Even prior to that type of hype, Richmond had it’s moments that still stand out. Dale Earnhardt crawling out his window to clean the mud off his windshield, and then Earnhardt again getting into Darrell Waltrip causing both to wreck also has it’s place. The battles between Jeff Gordon and Rusty Wallace, one that led to finger pointing out the window, and another that led to one car in the fence that caused the crowd to erupt in happiness.
What happened to this place?
Since the early 2010’s, this 3/4-mile track doesn’t feel like the Richmond that had battles resulting in arguments like Kevin Harvick and Ricky Rudd had in 2003. Something just feels off now that Richmond has experienced not only changes in when it lands on the schedule, but also when the green flag waves.
How can a track that once decided the playoff field feel like just another week of racing?
Perhaps the catalyst to feeling that the track has not been the same goes back to the debacle of the 2013 regular season finale, and the track has not recovered.
We all know how that night went, and how one team’s future was written on the wall the moment certain actions happened. Manipulation, confusion, and captivation all took place in one night, and caused confusion and anger among competitors, and fans. In the week that followed, it was revealed the manipulation to get one driver into the playoffs, and the domino effect that came of it. Sponsors pulled their backing, and drivers were left without rides, and a team ultimately lost everything.
NASCAR took one driver out, added another back in…then added another days later.
One night in Richmond changed everything.
Was it the fault of the track, of course not, no one that works for Richmond Raceway knew what was coming that night. The only expectation was to have an exciting way to set the playoffs, and instead they got controversy and chaos.
In the years since, NASCAR has seen the track go from a pair of night races, to having daylight be the source of sight at the track. The track endured a pandemic where no fans attended for an entire year, and a limited amount followed in the early part of the following season.

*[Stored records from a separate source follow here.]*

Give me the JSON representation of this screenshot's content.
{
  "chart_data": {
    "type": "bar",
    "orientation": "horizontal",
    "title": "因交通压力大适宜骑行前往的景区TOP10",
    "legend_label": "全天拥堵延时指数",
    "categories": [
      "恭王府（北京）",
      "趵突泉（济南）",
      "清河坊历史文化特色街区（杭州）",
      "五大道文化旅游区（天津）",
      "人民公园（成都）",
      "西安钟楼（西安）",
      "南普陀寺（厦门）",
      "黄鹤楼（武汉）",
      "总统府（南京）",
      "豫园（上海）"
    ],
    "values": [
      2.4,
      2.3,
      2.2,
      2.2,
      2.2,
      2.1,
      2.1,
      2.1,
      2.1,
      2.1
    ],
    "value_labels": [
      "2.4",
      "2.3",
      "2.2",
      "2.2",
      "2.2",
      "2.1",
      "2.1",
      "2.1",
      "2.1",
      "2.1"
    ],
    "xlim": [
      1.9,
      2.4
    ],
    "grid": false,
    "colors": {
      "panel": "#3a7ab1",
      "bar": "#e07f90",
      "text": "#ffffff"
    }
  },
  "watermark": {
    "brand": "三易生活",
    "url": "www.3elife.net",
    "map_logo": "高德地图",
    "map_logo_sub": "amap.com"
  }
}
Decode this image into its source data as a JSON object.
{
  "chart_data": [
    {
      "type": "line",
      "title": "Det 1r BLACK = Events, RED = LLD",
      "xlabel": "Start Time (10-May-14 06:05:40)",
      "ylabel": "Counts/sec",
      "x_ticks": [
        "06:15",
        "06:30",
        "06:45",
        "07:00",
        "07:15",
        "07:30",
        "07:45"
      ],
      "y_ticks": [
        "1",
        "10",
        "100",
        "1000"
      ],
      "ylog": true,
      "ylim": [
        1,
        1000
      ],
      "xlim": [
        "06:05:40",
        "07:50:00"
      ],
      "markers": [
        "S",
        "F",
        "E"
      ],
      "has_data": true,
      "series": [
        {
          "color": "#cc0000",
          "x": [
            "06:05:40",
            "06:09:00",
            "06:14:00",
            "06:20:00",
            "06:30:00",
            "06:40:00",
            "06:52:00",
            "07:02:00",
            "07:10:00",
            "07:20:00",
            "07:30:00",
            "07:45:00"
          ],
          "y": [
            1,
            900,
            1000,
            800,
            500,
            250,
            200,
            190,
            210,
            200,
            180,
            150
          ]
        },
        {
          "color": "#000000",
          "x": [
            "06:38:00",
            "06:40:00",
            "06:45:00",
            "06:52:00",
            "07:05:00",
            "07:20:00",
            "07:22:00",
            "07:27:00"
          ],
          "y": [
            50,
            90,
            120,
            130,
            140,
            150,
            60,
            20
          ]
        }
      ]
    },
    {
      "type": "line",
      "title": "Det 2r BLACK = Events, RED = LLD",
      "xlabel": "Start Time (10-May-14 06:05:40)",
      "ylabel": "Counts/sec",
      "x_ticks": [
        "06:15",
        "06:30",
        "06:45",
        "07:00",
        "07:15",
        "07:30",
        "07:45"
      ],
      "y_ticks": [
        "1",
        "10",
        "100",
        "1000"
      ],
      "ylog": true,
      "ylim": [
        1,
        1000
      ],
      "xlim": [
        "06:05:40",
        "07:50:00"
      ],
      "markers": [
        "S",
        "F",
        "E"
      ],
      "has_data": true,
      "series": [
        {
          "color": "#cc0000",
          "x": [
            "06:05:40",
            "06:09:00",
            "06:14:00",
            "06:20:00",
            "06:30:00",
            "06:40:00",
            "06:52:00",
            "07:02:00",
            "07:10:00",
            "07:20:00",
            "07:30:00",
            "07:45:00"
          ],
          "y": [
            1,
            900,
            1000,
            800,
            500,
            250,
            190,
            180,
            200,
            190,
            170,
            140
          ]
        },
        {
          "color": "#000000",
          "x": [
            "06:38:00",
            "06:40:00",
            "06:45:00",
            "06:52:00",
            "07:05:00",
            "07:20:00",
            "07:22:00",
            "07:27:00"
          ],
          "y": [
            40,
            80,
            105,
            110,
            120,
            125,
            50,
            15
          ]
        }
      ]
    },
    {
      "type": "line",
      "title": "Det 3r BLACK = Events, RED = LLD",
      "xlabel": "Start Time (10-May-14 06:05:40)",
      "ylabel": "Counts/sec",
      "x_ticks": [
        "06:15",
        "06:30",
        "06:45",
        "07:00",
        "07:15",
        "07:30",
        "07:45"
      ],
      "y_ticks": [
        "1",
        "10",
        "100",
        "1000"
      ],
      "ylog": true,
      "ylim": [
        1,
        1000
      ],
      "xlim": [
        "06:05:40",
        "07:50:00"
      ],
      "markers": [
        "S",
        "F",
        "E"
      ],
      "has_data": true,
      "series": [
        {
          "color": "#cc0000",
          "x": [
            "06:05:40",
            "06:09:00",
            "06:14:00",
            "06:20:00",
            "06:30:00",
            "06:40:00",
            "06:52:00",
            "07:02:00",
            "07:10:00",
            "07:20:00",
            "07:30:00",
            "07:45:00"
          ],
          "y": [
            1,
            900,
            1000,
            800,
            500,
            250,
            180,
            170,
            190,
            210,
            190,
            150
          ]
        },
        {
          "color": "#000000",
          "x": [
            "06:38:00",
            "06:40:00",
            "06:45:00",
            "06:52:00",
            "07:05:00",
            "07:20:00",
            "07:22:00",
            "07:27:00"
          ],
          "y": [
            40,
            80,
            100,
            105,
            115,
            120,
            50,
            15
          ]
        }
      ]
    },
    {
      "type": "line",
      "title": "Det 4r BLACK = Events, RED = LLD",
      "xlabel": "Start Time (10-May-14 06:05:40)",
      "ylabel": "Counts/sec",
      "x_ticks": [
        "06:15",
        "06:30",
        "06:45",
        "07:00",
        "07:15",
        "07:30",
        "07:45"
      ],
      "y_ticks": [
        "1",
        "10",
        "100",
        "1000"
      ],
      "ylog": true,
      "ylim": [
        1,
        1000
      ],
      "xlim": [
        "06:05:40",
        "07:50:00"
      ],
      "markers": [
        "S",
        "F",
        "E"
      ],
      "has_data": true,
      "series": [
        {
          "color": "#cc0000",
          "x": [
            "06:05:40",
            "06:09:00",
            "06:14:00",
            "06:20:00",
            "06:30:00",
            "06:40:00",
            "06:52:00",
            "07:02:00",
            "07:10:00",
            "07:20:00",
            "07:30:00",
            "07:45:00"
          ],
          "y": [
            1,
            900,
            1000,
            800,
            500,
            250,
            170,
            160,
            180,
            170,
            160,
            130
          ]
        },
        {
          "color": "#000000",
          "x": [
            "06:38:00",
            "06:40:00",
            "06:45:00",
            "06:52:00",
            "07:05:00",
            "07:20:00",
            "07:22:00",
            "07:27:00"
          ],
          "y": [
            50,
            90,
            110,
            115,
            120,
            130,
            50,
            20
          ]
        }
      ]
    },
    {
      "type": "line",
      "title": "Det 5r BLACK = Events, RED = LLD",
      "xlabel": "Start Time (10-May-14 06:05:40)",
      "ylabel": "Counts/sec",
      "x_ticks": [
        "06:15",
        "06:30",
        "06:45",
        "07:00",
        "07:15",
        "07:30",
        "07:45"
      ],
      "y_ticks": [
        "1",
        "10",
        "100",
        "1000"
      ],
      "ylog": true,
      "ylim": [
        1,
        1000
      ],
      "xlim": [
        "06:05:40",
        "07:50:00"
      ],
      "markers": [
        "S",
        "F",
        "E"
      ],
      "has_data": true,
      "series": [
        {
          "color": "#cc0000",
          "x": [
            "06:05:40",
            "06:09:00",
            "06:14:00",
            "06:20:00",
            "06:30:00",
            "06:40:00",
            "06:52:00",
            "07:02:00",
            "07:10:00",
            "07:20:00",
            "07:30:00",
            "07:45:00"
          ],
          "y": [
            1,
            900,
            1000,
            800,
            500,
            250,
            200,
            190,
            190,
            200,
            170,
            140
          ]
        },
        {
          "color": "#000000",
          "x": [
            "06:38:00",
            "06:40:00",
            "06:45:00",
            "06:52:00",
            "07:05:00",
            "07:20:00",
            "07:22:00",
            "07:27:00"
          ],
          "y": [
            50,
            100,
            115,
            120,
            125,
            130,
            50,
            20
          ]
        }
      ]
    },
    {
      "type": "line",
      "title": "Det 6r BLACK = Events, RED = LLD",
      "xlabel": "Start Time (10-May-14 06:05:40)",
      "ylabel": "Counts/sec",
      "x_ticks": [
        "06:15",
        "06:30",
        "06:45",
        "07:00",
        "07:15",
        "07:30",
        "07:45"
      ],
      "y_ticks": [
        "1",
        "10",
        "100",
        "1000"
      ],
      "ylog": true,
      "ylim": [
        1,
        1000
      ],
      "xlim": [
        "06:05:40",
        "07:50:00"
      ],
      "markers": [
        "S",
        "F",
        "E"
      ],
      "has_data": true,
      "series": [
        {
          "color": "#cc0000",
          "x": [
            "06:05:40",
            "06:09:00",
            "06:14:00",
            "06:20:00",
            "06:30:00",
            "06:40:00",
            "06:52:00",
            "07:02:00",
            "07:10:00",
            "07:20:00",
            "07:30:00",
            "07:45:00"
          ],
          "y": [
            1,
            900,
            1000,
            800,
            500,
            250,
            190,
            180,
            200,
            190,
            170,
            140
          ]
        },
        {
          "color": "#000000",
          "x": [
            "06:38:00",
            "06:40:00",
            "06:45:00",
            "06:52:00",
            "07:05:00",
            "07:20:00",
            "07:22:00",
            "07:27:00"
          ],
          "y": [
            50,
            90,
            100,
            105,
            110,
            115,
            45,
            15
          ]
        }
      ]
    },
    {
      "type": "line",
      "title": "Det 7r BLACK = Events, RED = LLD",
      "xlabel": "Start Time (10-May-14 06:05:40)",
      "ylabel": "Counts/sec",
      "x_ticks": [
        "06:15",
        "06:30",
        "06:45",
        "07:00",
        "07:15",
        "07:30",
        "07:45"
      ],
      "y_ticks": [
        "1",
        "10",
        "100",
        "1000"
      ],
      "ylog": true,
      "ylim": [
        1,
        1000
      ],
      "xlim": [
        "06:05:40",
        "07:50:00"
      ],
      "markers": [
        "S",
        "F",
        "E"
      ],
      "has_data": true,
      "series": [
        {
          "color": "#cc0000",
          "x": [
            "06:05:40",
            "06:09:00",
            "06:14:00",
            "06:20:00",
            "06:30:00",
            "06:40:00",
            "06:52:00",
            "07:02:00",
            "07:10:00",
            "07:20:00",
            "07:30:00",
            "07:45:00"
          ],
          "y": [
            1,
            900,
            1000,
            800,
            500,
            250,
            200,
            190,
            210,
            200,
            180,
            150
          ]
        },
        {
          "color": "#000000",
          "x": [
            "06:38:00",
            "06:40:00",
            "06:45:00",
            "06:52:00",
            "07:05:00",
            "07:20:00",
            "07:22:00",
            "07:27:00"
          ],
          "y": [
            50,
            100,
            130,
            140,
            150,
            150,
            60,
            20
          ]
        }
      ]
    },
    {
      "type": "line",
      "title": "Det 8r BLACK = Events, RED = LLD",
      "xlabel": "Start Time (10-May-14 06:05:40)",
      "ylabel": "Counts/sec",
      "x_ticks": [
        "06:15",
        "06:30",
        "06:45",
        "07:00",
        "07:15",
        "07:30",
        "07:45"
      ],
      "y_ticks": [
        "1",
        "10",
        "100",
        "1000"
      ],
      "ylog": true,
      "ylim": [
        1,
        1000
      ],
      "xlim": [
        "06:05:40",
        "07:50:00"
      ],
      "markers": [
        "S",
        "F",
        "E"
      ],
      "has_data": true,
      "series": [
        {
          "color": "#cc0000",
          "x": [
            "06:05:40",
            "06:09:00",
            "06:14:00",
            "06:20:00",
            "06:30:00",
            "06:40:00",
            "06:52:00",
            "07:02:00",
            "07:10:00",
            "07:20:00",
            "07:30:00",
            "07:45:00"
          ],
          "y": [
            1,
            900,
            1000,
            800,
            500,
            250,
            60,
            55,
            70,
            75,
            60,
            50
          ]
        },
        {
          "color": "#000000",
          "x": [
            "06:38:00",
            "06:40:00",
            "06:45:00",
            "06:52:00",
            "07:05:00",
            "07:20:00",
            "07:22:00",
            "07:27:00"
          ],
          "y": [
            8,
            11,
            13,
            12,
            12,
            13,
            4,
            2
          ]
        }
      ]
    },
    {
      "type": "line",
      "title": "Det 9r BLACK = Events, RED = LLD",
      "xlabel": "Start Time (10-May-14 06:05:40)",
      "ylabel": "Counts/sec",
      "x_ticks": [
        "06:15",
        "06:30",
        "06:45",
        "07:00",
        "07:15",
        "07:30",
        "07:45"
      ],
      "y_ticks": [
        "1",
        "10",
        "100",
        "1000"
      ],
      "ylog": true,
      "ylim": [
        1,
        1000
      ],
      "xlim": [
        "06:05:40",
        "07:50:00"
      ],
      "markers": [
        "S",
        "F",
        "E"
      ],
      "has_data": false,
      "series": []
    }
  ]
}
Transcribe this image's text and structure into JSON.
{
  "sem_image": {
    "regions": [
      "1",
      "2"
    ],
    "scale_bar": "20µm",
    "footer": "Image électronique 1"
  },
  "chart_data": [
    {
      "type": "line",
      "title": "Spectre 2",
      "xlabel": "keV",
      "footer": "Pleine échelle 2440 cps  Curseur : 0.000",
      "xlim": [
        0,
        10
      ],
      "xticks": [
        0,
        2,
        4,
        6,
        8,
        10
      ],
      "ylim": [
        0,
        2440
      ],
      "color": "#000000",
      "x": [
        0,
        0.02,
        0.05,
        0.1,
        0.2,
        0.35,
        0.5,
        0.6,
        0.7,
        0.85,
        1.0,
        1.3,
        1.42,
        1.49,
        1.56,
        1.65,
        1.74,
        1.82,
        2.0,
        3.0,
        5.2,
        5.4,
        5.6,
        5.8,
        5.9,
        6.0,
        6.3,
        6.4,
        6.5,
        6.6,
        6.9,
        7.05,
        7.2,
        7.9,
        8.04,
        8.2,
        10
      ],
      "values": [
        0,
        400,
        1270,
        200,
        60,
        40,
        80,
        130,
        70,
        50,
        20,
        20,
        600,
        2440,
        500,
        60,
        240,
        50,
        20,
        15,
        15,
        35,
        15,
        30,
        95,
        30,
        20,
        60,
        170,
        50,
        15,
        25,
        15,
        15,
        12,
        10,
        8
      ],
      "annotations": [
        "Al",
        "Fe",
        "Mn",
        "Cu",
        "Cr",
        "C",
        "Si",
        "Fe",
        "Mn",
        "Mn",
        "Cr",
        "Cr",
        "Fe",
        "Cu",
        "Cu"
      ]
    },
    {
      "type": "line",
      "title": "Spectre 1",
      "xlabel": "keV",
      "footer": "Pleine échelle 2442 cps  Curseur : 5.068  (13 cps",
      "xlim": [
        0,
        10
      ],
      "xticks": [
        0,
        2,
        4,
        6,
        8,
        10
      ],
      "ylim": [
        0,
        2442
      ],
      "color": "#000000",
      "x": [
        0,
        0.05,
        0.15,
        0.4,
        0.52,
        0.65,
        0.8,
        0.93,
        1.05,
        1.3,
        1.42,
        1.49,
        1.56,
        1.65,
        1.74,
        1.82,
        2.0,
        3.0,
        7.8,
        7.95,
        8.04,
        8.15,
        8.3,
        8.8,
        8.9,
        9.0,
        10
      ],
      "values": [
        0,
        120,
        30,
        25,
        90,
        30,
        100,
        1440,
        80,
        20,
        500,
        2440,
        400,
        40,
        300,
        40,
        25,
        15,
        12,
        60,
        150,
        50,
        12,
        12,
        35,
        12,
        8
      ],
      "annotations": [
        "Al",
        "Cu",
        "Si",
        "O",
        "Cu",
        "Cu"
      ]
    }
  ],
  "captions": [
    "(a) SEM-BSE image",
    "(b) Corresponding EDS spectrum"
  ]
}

The intense action that once brought a lot of excitement and anticipation, seems to have just become another stop on the schedule.
In 2011, NASCAR would race under the lights on the 10-year anniversary of 9/11, and it saw a majority of the event run under green flag conditions, and many fans leaving early after their favorite driver had to retire.
What was once “Racing Perfection” has since felt like “Racing in Peril” because this place just does not feel the same any longer.
That needs to change. This place is still a popular facility, it still draws a crowd, and it can provide some excellent moments. It could happen Sunday, if the right set of circumstances come together.
It needs to, because if not then this short track will be much like many other tracks on the tour…reduced to one weekend.